LastGirlOnTheLeft who is it that is making the rude comments about your SIL. Is it mainly men or women?

OneFlewOverTheDodosNest · 15/02/2018 12:00

Expecting high-flying women to partner less ambitious men doesn't work though. Even when women are the main breadwinners, the majority of men will do 50% of the housework/childcare/meal planning and still feel like they're doing their wife a favour by pulling their weight.

The cultural narrative of men supporting wives is about acting in a partnership, not in self-sacrificing to enable their wives to succeed. It's not comparable.

UpABitLate · 15/02/2018 12:34

All we want is to bre treated as equal partners, treated fairly in the relationships that we have.

To suggest that women develop (as a group) strategies to reverse the current dynamic so that they have financial control and through that wield dominance over their male partners, is not what women want. We are on the whole not interested in dominating our partners. feminists on the whole want a better society not one where the existing power dynamic is simply flipped so that women get to be as awful to me as men so often are to women.

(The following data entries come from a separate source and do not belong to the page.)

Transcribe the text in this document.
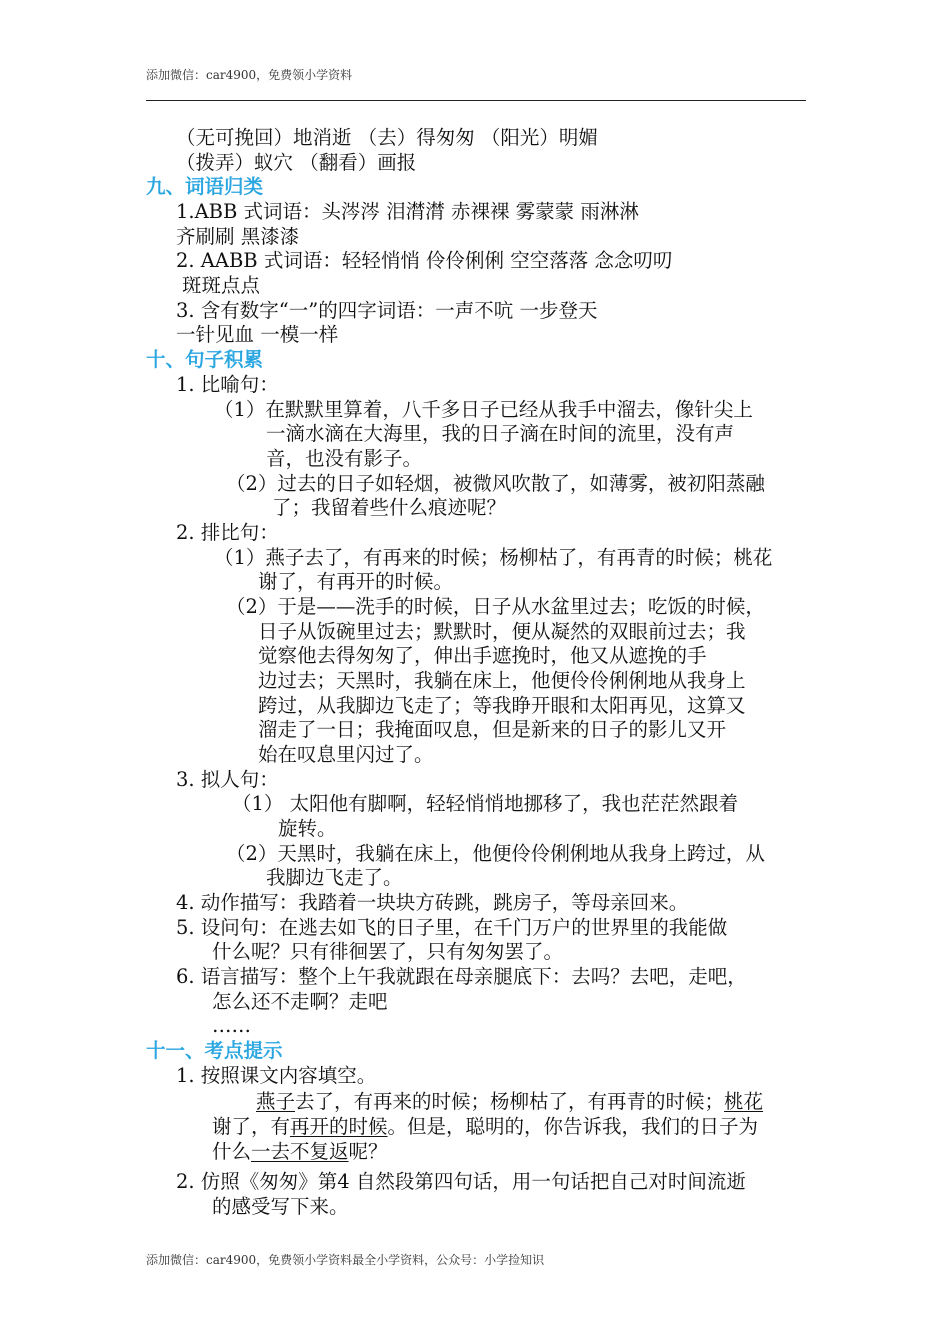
添加微信：car4900，免费领小学资料
（无可挽回）地消逝 （去）得匆匆 （阳光）明媚
（拨弄）蚁穴 （翻看）画报
九、词语归类
1.ABB 式词语：头涔涔 泪潸潸 赤裸裸 雾蒙蒙 雨淋淋
齐刷刷 黑漆漆
2. AABB 式词语：轻轻悄悄 伶伶俐俐 空空落落 念念叨叨
斑斑点点
3. 含有数字“一”的四字词语：一声不吭 一步登天
一针见血 一模一样
十、句子积累
1. 比喻句：
（1）在默默里算着，八千多日子已经从我手中溜去，像针尖上
一滴水滴在大海里，我的日子滴在时间的流里，没有声
音，也没有影子。
（2）过去的日子如轻烟，被微风吹散了，如薄雾，被初阳蒸融
了；我留着些什么痕迹呢？
2. 排比句：
（1）燕子去了，有再来的时候；杨柳枯了，有再青的时候；桃花
谢了，有再开的时候。
（2）于是——洗手的时候，日子从水盆里过去；吃饭的时候，
日子从饭碗里过去；默默时，便从凝然的双眼前过去；我
觉察他去得匆匆了，伸出手遮挽时，他又从遮挽的手
边过去；天黑时，我躺在床上，他便伶伶俐俐地从我身上
跨过，从我脚边飞走了；等我睁开眼和太阳再见，这算又
溜走了一日；我掩面叹息，但是新来的日子的影儿又开
始在叹息里闪过了。
3. 拟人句：
（1） 太阳他有脚啊，轻轻悄悄地挪移了，我也茫茫然跟着
旋转。
（2）天黑时，我躺在床上，他便伶伶俐俐地从我身上跨过，从
我脚边飞走了。
4. 动作描写：我踏着一块块方砖跳，跳房子，等母亲回来。
5. 设问句：在逃去如飞的日子里，在千门万户的世界里的我能做
什么呢？只有徘徊罢了，只有匆匆罢了。
6. 语言描写：整个上午我就跟在母亲腿底下：去吗？去吧，走吧，
怎么还不走啊？走吧
……
十一、考点提示
1. 按照课文内容填空。
燕子去了，有再来的时候；杨柳枯了，有再青的时候；桃花
谢了，有再开的时候。但是，聪明的，你告诉我，我们的日子为
什么一去不复返呢？
2. 仿照《匆匆》第4 自然段第四句话，用一句话把自己对时间流逝
的感受写下来。
添加微信：car4900，免费领小学资料最全小学资料，公众号：小学捡知识
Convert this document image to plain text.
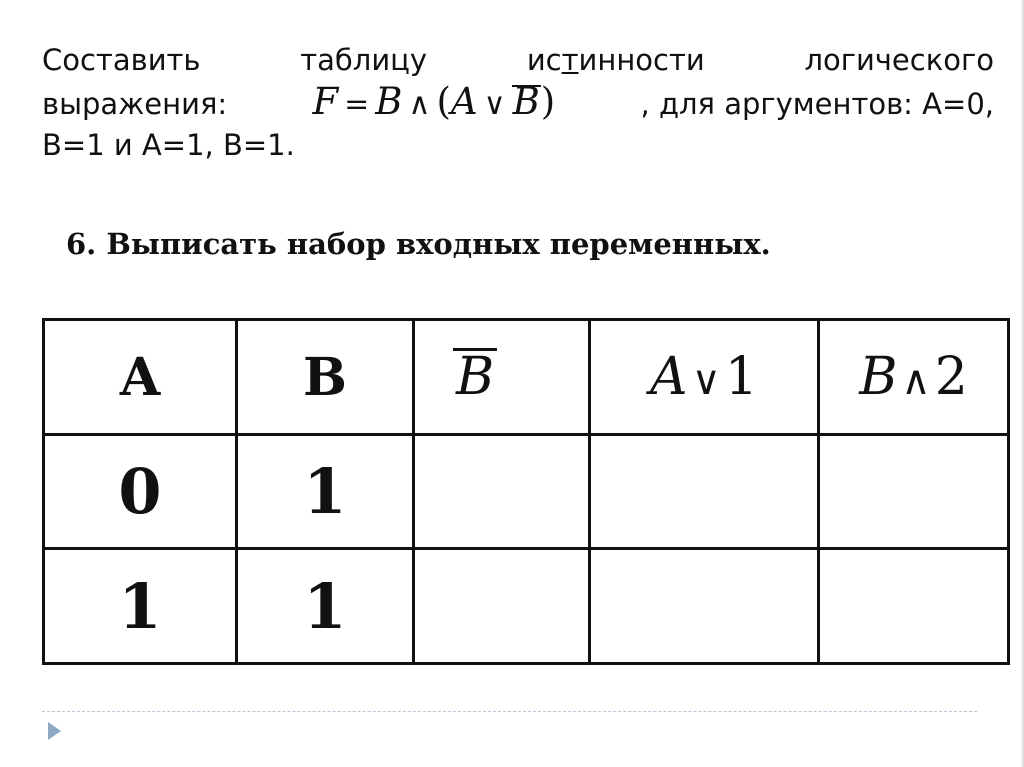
Составить	таблицу	истинности	логического
выражения: F = B ∧ (A ∨ B)	, для аргументов: A=0,
B=1 и A=1, B=1.
6. Выписать набор входных переменных.
A	B	B	A ∨1	B ∧2
0	1			
1	1			
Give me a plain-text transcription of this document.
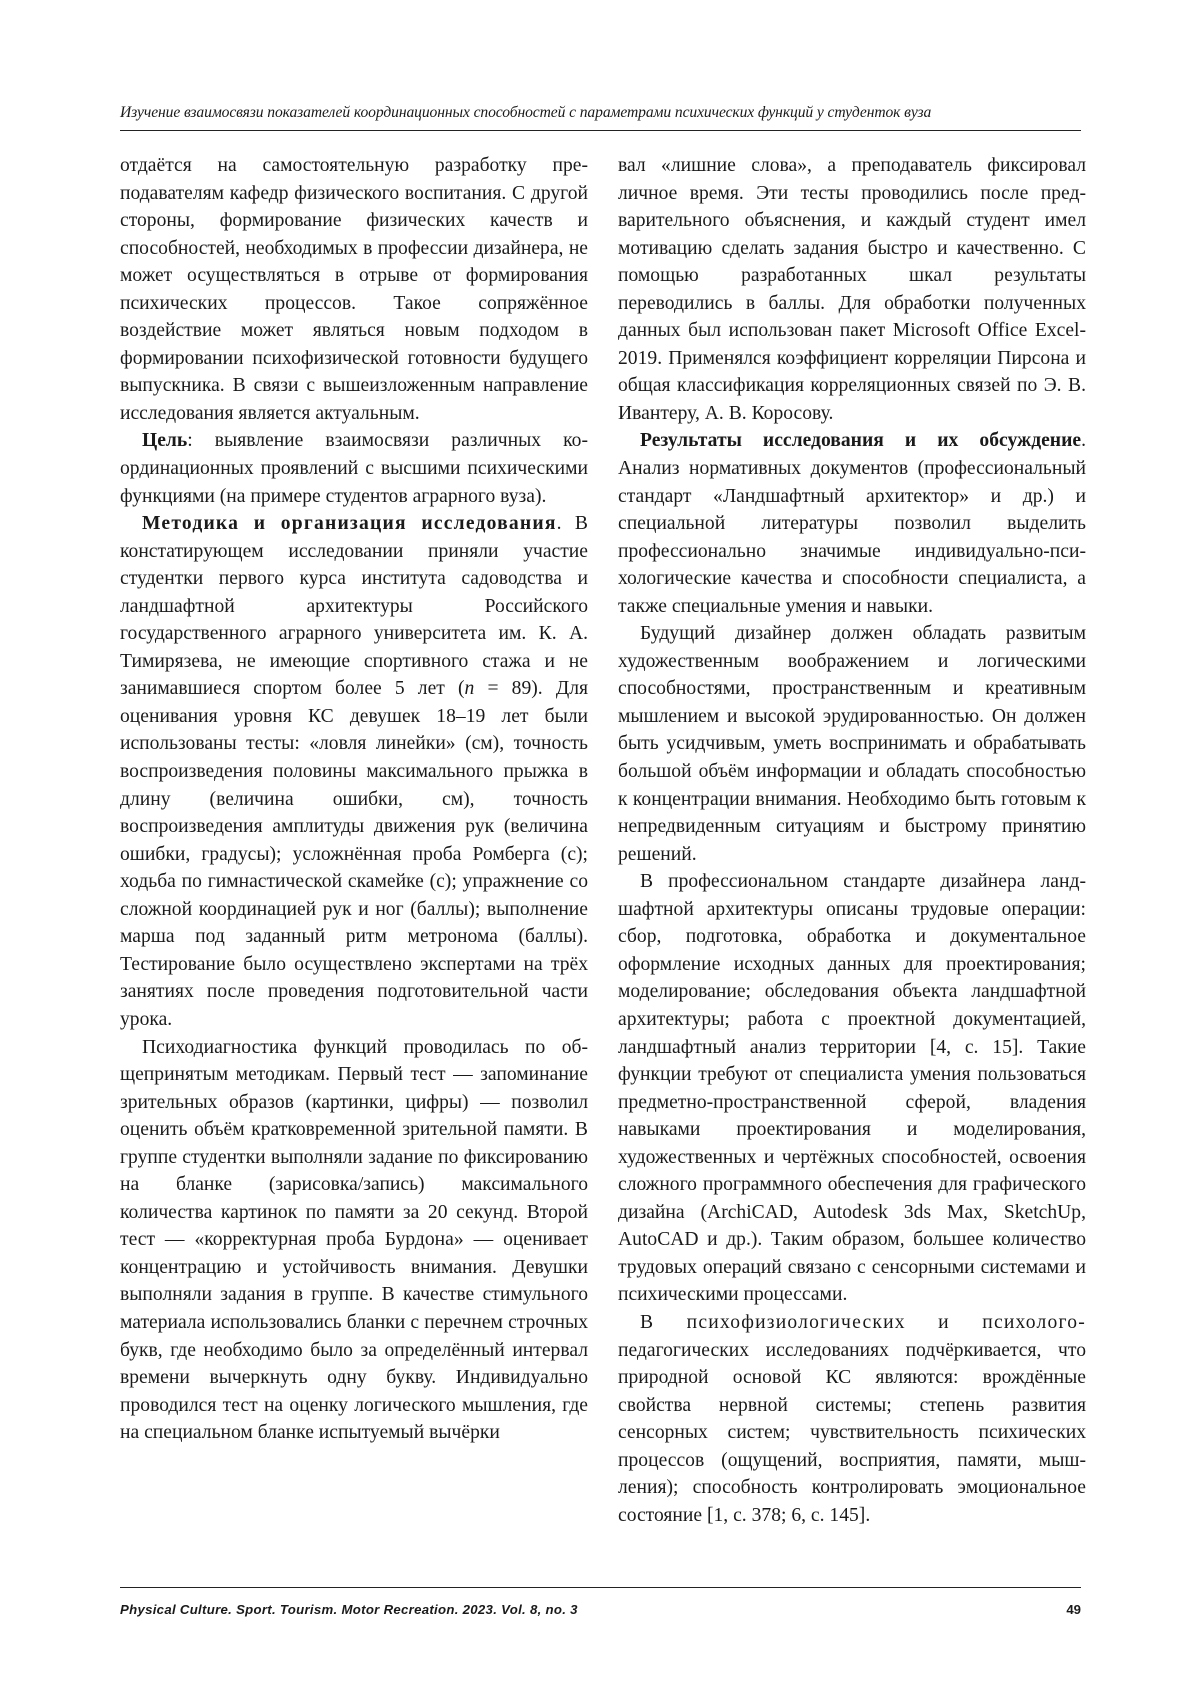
Изучение взаимосвязи показателей координационных способностей с параметрами психических функций у студенток вуза

отдаётся на самостоятельную разработку преподавателям кафедр физического воспитания. С другой стороны, формирование физических качеств и способностей, необходимых в профессии дизайнера, не может осуществляться в отрыве от формирования психических процессов. Такое сопряжённое воздействие может являться новым подходом в формировании психофизической готовности будущего выпускника. В связи с вышеизложенным направление исследования является актуальным.

Цель: выявление взаимосвязи различных координационных проявлений с высшими психическими функциями (на примере студентов аграрного вуза).

Методика и организация исследования. В констатирующем исследовании приняли участие студентки первого курса института садоводства и ландшафтной архитектуры Российского государственного аграрного университета им. К. А. Тимирязева, не имеющие спортивного стажа и не занимавшиеся спортом более 5 лет (n = 89). Для оценивания уровня КС девушек 18–19 лет были использованы тесты: «ловля линейки» (см), точность воспроизведения половины максимального прыжка в длину (величина ошибки, см), точность воспроизведения амплитуды движения рук (величина ошибки, градусы); усложнённая проба Ромберга (с); ходьба по гимнастической скамейке (с); упражнение со сложной координацией рук и ног (баллы); выполнение марша под заданный ритм метронома (баллы). Тестирование было осуществлено экспертами на трёх занятиях после проведения подготовительной части урока.

Психодиагностика функций проводилась по общепринятым методикам. Первый тест — запоминание зрительных образов (картинки, цифры) — позволил оценить объём кратковременной зрительной памяти. В группе студентки выполняли задание по фиксированию на бланке (зарисовка/запись) максимального количества картинок по памяти за 20 секунд. Второй тест — «корректурная проба Бурдона» — оценивает концентрацию и устойчивость внимания. Девушки выполняли задания в группе. В качестве стимульного материала использовались бланки с перечнем строчных букв, где необходимо было за определённый интервал времени вычеркнуть одну букву. Индивидуально проводился тест на оценку логического мышления, где на специальном бланке испытуемый вычёрки

вал «лишние слова», а преподаватель фиксировал личное время. Эти тесты проводились после предварительного объяснения, и каждый студент имел мотивацию сделать задания быстро и качественно. С помощью разработанных шкал результаты переводились в баллы. Для обработки полученных данных был использован пакет Microsoft Office Excel-2019. Применялся коэффициент корреляции Пирсона и общая классификация корреляционных связей по Э. В. Ивантеру, А. В. Коросову.

Результаты исследования и их обсуждение. Анализ нормативных документов (профессиональный стандарт «Ландшафтный архитектор» и др.) и специальной литературы позволил выделить профессионально значимые индивидуально-психологические качества и способности специалиста, а также специальные умения и навыки.

Будущий дизайнер должен обладать развитым художественным воображением и логическими способностями, пространственным и креативным мышлением и высокой эрудированностью. Он должен быть усидчивым, уметь воспринимать и обрабатывать большой объём информации и обладать способностью к концентрации внимания. Необходимо быть готовым к непредвиденным ситуациям и быстрому принятию решений.

В профессиональном стандарте дизайнера ландшафтной архитектуры описаны трудовые операции: сбор, подготовка, обработка и документальное оформление исходных данных для проектирования; моделирование; обследования объекта ландшафтной архитектуры; работа с проектной документацией, ландшафтный анализ территории [4, с. 15]. Такие функции требуют от специалиста умения пользоваться предметно-пространственной сферой, владения навыками проектирования и моделирования, художественных и чертёжных способностей, освоения сложного программного обеспечения для графического дизайна (ArchiCAD, Autodesk 3ds Max, SketchUp, AutoCAD и др.). Таким образом, большее количество трудовых операций связано с сенсорными системами и психическими процессами.

В психофизиологических и психолого- педагогических исследованиях подчёркивается, что природной основой КС являются: врождённые свойства нервной системы; степень развития сенсорных систем; чувствительность психических процессов (ощущений, восприятия, памяти, мышления); способность контролировать эмоциональное состояние [1, с. 378; 6, с. 145].

Physical Culture. Sport. Tourism. Motor Recreation. 2023. Vol. 8, no. 3	49
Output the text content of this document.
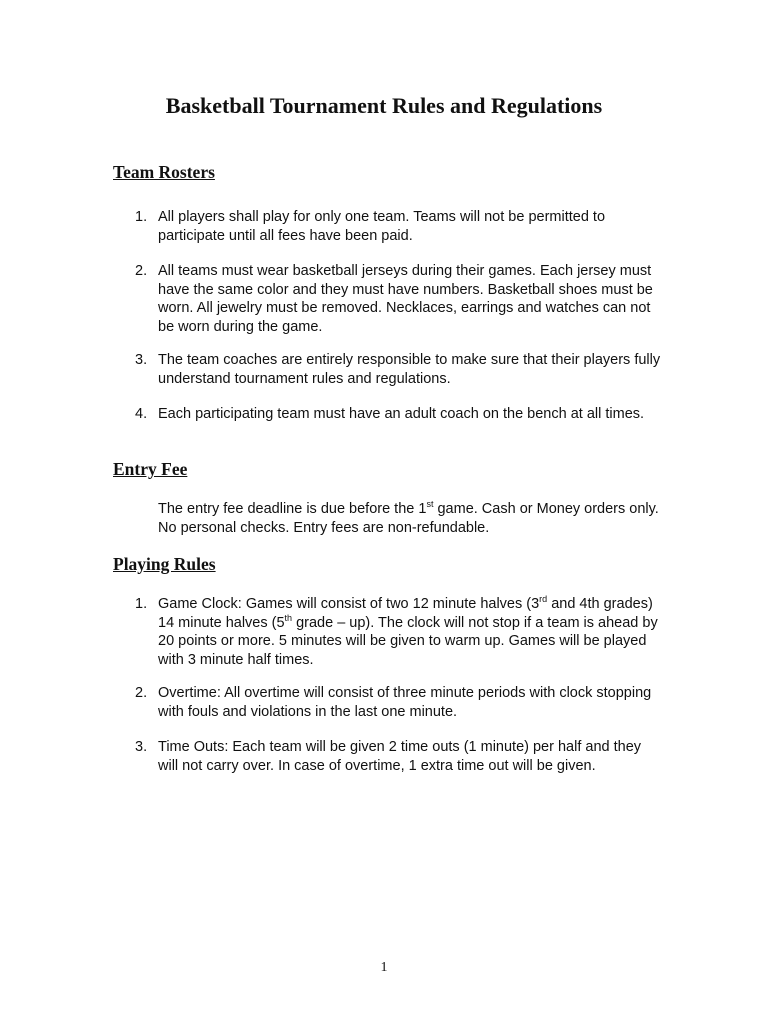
Basketball Tournament Rules and Regulations
Team Rosters
1. All players shall play for only one team. Teams will not be permitted to participate until all fees have been paid.
2. All teams must wear basketball jerseys during their games. Each jersey must have the same color and they must have numbers. Basketball shoes must be worn. All jewelry must be removed. Necklaces, earrings and watches can not be worn during the game.
3. The team coaches are entirely responsible to make sure that their players fully understand tournament rules and regulations.
4. Each participating team must have an adult coach on the bench at all times.
Entry Fee
The entry fee deadline is due before the 1st game. Cash or Money orders only. No personal checks. Entry fees are non-refundable.
Playing Rules
1. Game Clock: Games will consist of two 12 minute halves (3rd and 4th grades) 14 minute halves (5th grade – up). The clock will not stop if a team is ahead by 20 points or more. 5 minutes will be given to warm up. Games will be played with 3 minute half times.
2. Overtime: All overtime will consist of three minute periods with clock stopping with fouls and violations in the last one minute.
3. Time Outs: Each team will be given 2 time outs (1 minute) per half and they will not carry over. In case of overtime, 1 extra time out will be given.
1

The other point is that this doesn't work anyway as:

  • Society still strongly enforces the current dynamic, it's hard work to go against how everything is set up, and things can ve difficult
  • Men still have the option of asserting their dominance through physicality, there were some stats about household makeup and DV that were interesting, I'll see if I can find them

This is a man issue to sort out, really. if men truly believe that women are their equals then they as a group need to start acting like it.

thebewilderness · 15/02/2018 19:06

You are having no success at all putting words in people's mouths here, CritEqual . I suggest you try another thread.